Wenn nicht alles täuscht, wird es in der ersten Jahreshälfte in Europa zu wichtigen Änderungen in der Asylpolitik kommen. Vieles deutet darauf hin, daß dabei die Schengener Gruppe, die geographisch gesehen das Kerngebiet der Gemeinschaft umfaßt, politisch eine Vorreiterrolle bei der Harmonisierung der Asylpolitik in Europa, genauer in der EG, spielen wird.

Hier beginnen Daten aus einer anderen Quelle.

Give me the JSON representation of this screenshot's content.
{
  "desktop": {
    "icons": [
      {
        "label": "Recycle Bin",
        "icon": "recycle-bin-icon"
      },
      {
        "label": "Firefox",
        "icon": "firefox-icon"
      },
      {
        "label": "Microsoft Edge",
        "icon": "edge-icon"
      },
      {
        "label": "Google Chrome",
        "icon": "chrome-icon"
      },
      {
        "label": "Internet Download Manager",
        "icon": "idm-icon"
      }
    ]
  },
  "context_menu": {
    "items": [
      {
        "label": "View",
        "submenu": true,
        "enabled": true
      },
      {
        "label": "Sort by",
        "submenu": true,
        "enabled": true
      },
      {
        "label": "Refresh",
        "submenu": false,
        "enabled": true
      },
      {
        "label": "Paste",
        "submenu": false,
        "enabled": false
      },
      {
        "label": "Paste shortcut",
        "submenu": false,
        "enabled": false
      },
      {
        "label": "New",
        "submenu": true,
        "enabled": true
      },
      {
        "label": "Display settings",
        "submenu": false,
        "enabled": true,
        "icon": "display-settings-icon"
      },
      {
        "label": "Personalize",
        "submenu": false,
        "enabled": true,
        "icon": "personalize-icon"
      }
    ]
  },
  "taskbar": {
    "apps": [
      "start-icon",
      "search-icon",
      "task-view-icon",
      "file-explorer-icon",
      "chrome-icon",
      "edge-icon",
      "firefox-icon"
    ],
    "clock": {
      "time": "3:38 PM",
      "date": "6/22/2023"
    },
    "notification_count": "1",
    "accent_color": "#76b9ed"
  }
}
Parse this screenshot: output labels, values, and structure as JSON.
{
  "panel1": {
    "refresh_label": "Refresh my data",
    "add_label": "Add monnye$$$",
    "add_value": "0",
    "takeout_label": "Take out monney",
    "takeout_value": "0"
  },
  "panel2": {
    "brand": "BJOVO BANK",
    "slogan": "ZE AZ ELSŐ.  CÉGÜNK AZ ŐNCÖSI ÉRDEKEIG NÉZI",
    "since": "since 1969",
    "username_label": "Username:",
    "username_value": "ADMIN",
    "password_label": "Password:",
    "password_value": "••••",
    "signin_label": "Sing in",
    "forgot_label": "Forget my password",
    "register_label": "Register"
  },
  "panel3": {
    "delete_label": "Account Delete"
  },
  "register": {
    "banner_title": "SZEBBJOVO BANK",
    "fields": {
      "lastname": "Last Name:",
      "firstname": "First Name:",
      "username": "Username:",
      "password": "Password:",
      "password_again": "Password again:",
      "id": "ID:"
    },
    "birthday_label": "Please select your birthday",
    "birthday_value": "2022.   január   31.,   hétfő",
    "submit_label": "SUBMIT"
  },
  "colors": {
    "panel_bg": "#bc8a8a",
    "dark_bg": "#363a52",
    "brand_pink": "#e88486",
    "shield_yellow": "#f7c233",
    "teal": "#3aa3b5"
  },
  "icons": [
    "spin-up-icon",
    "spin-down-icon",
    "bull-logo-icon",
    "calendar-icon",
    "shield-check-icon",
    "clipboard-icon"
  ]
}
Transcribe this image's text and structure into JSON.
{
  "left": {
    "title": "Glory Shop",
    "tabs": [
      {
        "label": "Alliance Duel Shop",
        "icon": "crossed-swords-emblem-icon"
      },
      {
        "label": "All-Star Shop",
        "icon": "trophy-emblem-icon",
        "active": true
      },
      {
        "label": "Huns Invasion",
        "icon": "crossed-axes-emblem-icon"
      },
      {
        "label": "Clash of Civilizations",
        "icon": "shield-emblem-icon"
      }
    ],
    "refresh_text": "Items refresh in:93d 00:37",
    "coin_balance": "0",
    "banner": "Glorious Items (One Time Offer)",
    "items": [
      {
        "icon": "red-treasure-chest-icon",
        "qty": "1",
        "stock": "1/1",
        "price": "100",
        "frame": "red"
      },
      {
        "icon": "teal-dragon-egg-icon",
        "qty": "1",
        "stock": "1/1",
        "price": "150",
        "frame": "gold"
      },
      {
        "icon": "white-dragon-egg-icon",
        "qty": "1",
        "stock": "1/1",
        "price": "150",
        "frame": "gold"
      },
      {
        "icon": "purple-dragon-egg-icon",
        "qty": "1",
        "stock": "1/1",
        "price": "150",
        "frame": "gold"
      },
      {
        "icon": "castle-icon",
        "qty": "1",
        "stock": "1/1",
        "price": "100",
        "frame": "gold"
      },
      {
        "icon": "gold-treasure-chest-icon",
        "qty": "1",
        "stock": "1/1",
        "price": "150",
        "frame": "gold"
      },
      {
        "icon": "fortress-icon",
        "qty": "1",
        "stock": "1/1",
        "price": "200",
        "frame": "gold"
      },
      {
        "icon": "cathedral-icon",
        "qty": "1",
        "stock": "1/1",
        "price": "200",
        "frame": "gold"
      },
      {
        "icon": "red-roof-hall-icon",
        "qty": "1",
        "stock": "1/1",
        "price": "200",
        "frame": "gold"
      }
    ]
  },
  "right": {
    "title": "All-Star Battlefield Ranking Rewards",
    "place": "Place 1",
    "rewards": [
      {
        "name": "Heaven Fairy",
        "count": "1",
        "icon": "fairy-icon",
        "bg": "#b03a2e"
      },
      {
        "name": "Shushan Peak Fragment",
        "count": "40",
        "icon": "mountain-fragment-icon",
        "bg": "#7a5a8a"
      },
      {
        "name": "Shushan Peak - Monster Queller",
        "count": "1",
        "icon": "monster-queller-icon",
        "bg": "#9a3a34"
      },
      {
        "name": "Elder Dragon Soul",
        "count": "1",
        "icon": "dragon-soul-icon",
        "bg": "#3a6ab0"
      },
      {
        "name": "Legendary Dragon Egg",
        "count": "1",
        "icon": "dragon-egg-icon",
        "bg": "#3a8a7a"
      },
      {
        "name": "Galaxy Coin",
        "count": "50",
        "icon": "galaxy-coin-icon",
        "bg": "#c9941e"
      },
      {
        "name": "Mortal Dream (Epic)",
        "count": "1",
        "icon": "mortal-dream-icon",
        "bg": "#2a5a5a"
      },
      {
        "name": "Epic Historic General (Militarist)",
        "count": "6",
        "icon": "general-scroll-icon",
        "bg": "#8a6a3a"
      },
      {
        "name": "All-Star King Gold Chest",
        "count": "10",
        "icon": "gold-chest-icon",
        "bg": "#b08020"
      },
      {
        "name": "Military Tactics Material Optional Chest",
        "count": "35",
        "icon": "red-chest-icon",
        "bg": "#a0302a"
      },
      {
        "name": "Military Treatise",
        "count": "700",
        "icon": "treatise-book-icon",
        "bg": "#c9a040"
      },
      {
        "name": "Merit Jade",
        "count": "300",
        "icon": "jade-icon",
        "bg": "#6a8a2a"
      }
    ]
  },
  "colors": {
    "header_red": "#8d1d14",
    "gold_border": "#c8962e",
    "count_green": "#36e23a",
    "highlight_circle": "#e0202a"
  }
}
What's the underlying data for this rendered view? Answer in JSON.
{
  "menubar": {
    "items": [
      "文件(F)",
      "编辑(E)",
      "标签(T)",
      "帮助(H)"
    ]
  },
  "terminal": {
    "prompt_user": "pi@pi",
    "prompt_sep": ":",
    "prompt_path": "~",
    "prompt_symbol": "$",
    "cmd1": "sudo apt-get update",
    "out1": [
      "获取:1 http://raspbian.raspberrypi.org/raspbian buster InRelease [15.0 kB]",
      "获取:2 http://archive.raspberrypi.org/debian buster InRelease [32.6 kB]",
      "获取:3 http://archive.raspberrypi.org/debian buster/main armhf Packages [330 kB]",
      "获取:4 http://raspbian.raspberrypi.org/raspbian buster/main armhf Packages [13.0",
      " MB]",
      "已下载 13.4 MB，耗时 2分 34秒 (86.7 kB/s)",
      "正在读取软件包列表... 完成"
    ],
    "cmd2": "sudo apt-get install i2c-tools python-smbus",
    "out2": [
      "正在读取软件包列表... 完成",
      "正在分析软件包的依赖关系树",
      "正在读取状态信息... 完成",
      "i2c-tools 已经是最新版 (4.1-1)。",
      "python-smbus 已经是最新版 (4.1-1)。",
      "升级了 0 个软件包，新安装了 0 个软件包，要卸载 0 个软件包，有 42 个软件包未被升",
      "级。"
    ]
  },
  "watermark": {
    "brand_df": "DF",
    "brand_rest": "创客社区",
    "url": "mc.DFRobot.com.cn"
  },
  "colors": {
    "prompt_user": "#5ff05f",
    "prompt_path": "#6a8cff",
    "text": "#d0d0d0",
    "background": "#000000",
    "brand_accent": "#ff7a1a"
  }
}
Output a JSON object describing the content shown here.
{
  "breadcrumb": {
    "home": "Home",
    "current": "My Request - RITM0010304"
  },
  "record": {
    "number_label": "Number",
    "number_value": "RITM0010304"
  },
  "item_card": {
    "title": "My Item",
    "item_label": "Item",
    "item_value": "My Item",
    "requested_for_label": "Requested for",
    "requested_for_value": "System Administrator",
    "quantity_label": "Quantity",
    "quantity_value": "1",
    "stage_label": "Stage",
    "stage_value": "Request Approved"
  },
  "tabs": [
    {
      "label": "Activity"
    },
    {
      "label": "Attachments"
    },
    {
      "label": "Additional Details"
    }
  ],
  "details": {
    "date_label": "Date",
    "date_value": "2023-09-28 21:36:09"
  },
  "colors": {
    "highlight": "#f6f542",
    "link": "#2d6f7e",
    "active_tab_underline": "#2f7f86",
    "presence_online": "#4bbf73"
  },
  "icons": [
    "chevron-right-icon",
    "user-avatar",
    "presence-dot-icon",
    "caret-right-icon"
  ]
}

Es sieht zur Zeit so aus, als habe sich die Kommission der EG, die ja zunächst mit dem Vorentwurf für eine Gemeinschaftsrichtlinie gesetzgeberisch tätig wurde, die Initiative aus der Hand nehmen lassen. Offenbar waren die Widerstände der nationalen Regierungen und ihre materiellen und politischen Interessengegensätze größer als die Bereitschaft, zu einer Gemeinschaftsregelung in der EG zu gelangen. Dies wäre auch eine Erklärung für die vielen verschiedenen Arbeitsgruppen und Gremien, die zwar außerhalb des formalen Rahmens der Gemeinschaft angesiedelt sind, die aber mehr oder weniger mit Personen besetzt sind, die wenn nicht gar personalidentisch – aus denselben Ministerialbürokratien kommen. Und so wundert es einen nicht, daß sie auch alle an fast den gleichen Themen mit der gleichen Zielsetzung arbeiten und zu fast denselben Ergebnissen kommen. Alle diese Ergebnisse, soweit sie bis jetzt bekannt geworden sind, lassen aber für ein humanes Asylrecht und eine menschenwürdige Asylpolitik in Europa Schlimmes befürchten. 12.2.1989
Heide Langguth ist wissenschaftliche Mitarbeiterin im Abgeordnetenbüro Heinz-Oskar Vetter (MdEP).